Quali sono le modalità di approccio nei loro confronti, e di iniziazione ad un’arte tanto difficile e antica quale quella del teatro e della prosa?
Lo chiedo dopo aver sbirciato un paio di copioni, che i piccoli allievi cominciano a sfogliare ansiosamente. Ed è subito un festoso coro di intonazioni, di confronto tra giovani voci.
I ragazzi amano l’esibizione. Siamo pur sempre nella generazione “Look at me”, come dicono gli esperti. Chi sceglie il teatro quale modalità di espressione, lo fa non solo per apparire ma anche per comunicare attraverso il corpo, la voce e la più trascurata delle virtù: l’ascolto. Il mio approccio consiste nel farli leggere e spronarli ad ascoltarsi, nell’insegnare loro che l’applauso paga e ripaga di ogni sacrificio.
La fatidica data si avvicina. Lo spettacolo debutterà infatti mercoledì 7 dicembre, in una fascia oraria compresa tre le 16.30 e le 20. Ed una sola replica, prevista per sabato 10.
Esatto.
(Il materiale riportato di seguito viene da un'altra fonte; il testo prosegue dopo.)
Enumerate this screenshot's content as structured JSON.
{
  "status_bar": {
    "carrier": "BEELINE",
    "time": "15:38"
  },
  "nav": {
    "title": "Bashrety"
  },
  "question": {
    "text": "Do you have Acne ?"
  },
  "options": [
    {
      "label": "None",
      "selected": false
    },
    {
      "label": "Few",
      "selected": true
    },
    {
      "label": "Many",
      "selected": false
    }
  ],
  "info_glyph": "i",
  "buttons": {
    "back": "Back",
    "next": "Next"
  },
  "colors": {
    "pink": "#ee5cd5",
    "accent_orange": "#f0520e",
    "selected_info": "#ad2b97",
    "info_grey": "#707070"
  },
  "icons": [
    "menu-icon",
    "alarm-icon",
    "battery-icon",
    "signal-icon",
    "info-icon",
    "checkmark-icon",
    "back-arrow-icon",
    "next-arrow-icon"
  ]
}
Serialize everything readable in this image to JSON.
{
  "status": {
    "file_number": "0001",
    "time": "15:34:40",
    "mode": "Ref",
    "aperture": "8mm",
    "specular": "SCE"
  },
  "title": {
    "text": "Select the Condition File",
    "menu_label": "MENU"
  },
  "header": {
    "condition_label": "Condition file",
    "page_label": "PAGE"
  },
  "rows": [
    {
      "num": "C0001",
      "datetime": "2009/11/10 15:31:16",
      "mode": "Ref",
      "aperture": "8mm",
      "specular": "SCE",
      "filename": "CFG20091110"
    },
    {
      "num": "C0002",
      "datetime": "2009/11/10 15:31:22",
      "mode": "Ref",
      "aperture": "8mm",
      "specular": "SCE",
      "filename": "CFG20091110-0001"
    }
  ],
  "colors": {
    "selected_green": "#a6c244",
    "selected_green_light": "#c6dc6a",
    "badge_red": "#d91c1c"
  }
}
Lo spazio è “’O quatt’e maggio”, di proprietà di Guido Mojo, in via Bellini 9.
Come vivi questi giorni di attesa, e che genere di reazioni ti aspetti dal pubblico?
Una reazione di forte emotività, davanti a quella che non esito a definire una vera provocazione. L’attesa è piacevole, perché ho solo voglia di eccitare la curiosità e non mi importa di compiacere o meno i gusti degli altri.
Un viaggio simile non ha prezzo. Maurizio e i suoi artisti si mettono umilmente a disposizione di quanti vorranno intraprenderlo. Nessun biglietto da staccare. Solo la voglia di un salto nel tempo. E state certi che ne uscirete con un’espressione di beato compiacimento.
Prima di salutarci Maurizio ci tiene a dirmi un’ultima cosa. E cioè che l’evento vuole essere un omaggio a tutti gli antiquari e a tutti gli artisti, paladini della memoria. Ricercatori del tempo perduto, di cui spostano le lancette fino a ricostruire mosaici di vite passate.
Bene. Mi allontano soddisfatta dopo aver braccato Maurizio per giorni interi! Sono sempre lieta di tendere agguati allo scopo di riempire le pagine di questa rubrica con selvaggina fresca, ed aggiornarvi in merito alle carriere dei nostri attori, al di là del sipario e delle sue inesorabili chiusure.
Se vi trovate nei pressi di Napoli, magari richiamati dall’atmosfera natalizia che aleggia nei vicoli di San Gregorio Armeno e tra i pastori nuovi di zecca dalle più varie sembianze, non esitate a venire a spiare gli artisti di Maurizio dal buco della serratura.
Mai Grande Fratello sarà più gradito!
Ciao, e auguri a tutti di simpatici esercizi di voyeurismo!